Location
- Upper Lisburn Road Finaghy, Belfast, County Antrim, BT10 0LE Northern Ireland 54°33′28″N 5°59′16″W﻿ / ﻿54.5578°N 5.9878°W

Information
- Type: Grammar
- Motto: Una Crescamus ("Let Us Grow Together")
- Religious affiliation: Integrated
- Established: 1987
- Local authority: BELB
- Head teacher: Chris Collins
- Staff: 100
- Gender: Female
- Age: 11 to 18
- Enrolment: 800
- Houses: Sherman, Welch, Lewis and Duncan
- Colours: Saxe Blue and Hunting Pink
- Website: https://www.hunterhousecollege.org.uk/

= Hunterhouse College =

Hunterhouse College is a cross-community all-girls' grammar school based in Finaghy, Belfast, Northern Ireland.
It was formed from the amalgamation of two local schools – Ashleigh House School and Princess Gardens School in 1987.

As the headmistresses from both schools had the surname "Hunter" at the time of the merger, and an original headmistress was Anna Hunter, the combined school took the name "Hunterhouse College".

Hunterhouse now has its first ever headmaster.

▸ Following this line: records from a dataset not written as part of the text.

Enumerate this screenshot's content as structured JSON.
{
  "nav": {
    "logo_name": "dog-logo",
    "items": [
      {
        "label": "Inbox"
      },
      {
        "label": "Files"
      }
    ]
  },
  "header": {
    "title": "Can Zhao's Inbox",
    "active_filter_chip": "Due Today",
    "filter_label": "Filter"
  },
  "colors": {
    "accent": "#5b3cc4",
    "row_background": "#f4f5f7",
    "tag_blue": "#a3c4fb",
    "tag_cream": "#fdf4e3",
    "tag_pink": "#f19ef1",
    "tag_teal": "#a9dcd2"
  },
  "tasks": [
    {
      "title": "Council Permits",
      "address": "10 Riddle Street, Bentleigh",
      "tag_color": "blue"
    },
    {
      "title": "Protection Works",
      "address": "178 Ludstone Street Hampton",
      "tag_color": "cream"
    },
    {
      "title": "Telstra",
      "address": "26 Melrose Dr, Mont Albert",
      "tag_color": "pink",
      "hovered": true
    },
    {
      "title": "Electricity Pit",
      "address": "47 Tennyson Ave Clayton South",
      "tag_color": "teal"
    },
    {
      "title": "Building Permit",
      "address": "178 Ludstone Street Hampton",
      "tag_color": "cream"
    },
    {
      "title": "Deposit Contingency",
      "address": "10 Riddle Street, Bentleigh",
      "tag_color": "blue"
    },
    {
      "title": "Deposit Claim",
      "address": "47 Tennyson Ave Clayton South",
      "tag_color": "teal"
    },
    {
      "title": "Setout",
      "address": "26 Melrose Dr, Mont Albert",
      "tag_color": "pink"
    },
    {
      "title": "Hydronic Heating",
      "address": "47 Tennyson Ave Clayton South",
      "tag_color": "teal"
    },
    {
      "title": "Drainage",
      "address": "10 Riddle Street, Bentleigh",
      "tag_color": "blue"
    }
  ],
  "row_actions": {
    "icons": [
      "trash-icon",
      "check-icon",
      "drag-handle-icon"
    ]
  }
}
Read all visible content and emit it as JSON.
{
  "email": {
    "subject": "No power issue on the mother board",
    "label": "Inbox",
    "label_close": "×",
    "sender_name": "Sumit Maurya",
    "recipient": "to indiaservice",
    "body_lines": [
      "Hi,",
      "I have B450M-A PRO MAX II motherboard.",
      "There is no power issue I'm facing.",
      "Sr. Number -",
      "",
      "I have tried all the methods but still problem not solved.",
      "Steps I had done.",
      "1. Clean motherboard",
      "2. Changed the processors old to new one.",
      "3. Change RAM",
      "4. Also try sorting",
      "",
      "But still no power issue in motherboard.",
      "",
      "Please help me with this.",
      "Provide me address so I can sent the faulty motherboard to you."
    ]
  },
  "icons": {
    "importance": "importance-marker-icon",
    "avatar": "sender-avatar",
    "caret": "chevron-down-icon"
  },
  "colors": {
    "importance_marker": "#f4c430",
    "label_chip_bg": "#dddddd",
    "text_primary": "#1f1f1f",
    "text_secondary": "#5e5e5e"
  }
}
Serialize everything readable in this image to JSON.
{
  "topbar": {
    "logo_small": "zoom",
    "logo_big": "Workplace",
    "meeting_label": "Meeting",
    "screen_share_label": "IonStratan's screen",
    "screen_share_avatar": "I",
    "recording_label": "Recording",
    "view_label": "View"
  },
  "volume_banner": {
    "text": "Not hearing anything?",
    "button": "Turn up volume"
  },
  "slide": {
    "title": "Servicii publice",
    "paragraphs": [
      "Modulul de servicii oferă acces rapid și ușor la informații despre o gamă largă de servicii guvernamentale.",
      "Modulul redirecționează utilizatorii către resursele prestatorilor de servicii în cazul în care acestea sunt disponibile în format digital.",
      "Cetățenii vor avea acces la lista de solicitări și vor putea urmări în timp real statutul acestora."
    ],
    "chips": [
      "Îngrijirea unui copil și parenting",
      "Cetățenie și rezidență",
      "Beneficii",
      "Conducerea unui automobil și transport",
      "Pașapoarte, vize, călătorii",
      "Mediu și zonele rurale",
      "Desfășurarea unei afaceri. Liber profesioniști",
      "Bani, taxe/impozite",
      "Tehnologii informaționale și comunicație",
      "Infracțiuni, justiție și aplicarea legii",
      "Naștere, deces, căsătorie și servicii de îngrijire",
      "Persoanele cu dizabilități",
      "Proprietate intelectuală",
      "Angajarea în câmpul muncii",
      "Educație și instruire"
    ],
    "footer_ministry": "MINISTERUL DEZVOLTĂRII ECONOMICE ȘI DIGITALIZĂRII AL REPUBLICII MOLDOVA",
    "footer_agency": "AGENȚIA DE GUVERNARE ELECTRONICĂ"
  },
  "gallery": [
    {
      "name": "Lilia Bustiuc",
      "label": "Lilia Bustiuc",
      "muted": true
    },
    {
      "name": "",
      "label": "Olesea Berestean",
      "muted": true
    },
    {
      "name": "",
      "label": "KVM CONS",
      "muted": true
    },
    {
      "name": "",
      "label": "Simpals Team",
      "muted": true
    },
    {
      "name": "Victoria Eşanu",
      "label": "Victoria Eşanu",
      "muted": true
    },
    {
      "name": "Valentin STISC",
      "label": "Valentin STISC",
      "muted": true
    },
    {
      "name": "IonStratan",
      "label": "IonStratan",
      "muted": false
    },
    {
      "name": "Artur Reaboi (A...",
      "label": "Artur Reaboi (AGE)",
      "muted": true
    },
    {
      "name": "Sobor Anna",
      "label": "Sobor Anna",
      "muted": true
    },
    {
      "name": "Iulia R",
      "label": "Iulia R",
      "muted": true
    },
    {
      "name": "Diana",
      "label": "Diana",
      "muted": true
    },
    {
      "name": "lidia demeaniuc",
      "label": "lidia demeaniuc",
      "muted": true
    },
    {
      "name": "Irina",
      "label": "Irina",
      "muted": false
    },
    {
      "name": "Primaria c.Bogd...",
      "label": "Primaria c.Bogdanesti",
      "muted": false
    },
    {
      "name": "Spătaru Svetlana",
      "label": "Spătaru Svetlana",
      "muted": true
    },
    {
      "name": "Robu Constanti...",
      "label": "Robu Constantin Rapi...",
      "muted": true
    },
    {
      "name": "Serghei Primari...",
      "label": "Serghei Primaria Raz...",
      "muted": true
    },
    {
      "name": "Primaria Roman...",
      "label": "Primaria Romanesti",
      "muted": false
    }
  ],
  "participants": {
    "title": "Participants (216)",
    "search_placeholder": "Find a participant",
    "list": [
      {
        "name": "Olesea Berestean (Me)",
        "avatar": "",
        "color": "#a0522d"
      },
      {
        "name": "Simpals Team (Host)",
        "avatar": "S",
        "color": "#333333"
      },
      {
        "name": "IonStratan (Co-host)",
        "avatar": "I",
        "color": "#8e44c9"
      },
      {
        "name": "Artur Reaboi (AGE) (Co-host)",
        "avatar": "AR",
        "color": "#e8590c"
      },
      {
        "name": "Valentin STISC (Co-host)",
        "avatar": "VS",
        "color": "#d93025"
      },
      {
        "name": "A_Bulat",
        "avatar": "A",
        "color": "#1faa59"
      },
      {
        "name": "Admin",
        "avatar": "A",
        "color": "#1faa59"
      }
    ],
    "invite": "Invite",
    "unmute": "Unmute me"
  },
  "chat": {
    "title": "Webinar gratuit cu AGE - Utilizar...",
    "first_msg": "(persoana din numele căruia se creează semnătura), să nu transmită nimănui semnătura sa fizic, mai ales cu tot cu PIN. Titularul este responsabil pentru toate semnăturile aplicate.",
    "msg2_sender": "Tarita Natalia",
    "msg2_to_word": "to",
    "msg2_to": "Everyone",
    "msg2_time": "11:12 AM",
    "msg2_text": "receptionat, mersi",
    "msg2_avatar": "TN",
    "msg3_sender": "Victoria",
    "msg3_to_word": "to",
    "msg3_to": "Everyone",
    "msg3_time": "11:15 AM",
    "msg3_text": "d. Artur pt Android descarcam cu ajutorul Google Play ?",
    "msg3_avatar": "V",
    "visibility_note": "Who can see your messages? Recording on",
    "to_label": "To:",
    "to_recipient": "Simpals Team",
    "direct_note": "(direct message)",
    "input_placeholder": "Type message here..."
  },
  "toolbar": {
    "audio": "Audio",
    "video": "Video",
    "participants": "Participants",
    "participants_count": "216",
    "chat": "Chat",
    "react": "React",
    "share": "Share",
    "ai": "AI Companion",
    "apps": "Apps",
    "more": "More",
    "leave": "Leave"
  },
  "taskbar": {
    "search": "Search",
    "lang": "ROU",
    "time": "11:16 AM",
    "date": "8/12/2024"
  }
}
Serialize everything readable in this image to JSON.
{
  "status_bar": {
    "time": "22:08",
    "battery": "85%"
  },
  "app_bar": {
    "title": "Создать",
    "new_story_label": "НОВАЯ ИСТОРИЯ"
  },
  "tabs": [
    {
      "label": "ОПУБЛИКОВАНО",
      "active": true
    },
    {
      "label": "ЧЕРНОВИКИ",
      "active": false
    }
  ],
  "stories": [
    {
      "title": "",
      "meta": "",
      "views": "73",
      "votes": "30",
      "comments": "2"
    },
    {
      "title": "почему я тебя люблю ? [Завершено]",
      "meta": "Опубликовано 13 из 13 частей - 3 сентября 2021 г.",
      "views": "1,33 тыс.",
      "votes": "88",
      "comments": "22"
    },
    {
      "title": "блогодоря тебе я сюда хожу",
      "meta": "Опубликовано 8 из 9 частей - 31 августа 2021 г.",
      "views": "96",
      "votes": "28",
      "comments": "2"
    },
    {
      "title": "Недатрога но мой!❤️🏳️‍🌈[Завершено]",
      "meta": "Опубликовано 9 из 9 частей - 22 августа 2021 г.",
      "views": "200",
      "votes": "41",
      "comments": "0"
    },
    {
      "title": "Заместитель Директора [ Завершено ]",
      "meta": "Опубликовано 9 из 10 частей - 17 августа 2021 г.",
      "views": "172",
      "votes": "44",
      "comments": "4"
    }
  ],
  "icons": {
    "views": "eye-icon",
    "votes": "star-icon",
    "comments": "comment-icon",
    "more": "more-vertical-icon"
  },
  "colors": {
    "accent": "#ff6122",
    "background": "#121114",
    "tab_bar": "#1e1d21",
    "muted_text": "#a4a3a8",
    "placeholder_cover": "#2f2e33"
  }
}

Mr Andrew Gibson has been the Principal since September 2008 and was previously Vice-Principal at Grosvenor Grammar.

In 2012 Hunterhouse celebrated its 25 Anniversary year including a concert at the Ulster Hall, Belfast, which past Hunterians, Princess Gardens and Ashleigh House pupils attended.

From 1966 to 1975, Jean Crawford Cochrane was the headmistress of Ashleigh House.

The popular comedy series Derry Girls is filmed here.

== Principals ==

| No. | Name | Tenure |
|---|---|---|
| 1 | Doreen Hunter | 1987–1998 |
| 2 | Maureen Clark | 1998–2008 |
| 3 | Andrew Gibson | 2008–2025 |
| 3 | Chris Collins | 2025–present |

== Controversies ==
In November 2014, after a parent of a pupil complained, the school apologised for a worksheet which presented the traditional Christian view of homosexuality as sinful according to 1 Corinthians 6:9-11 in the New Testament.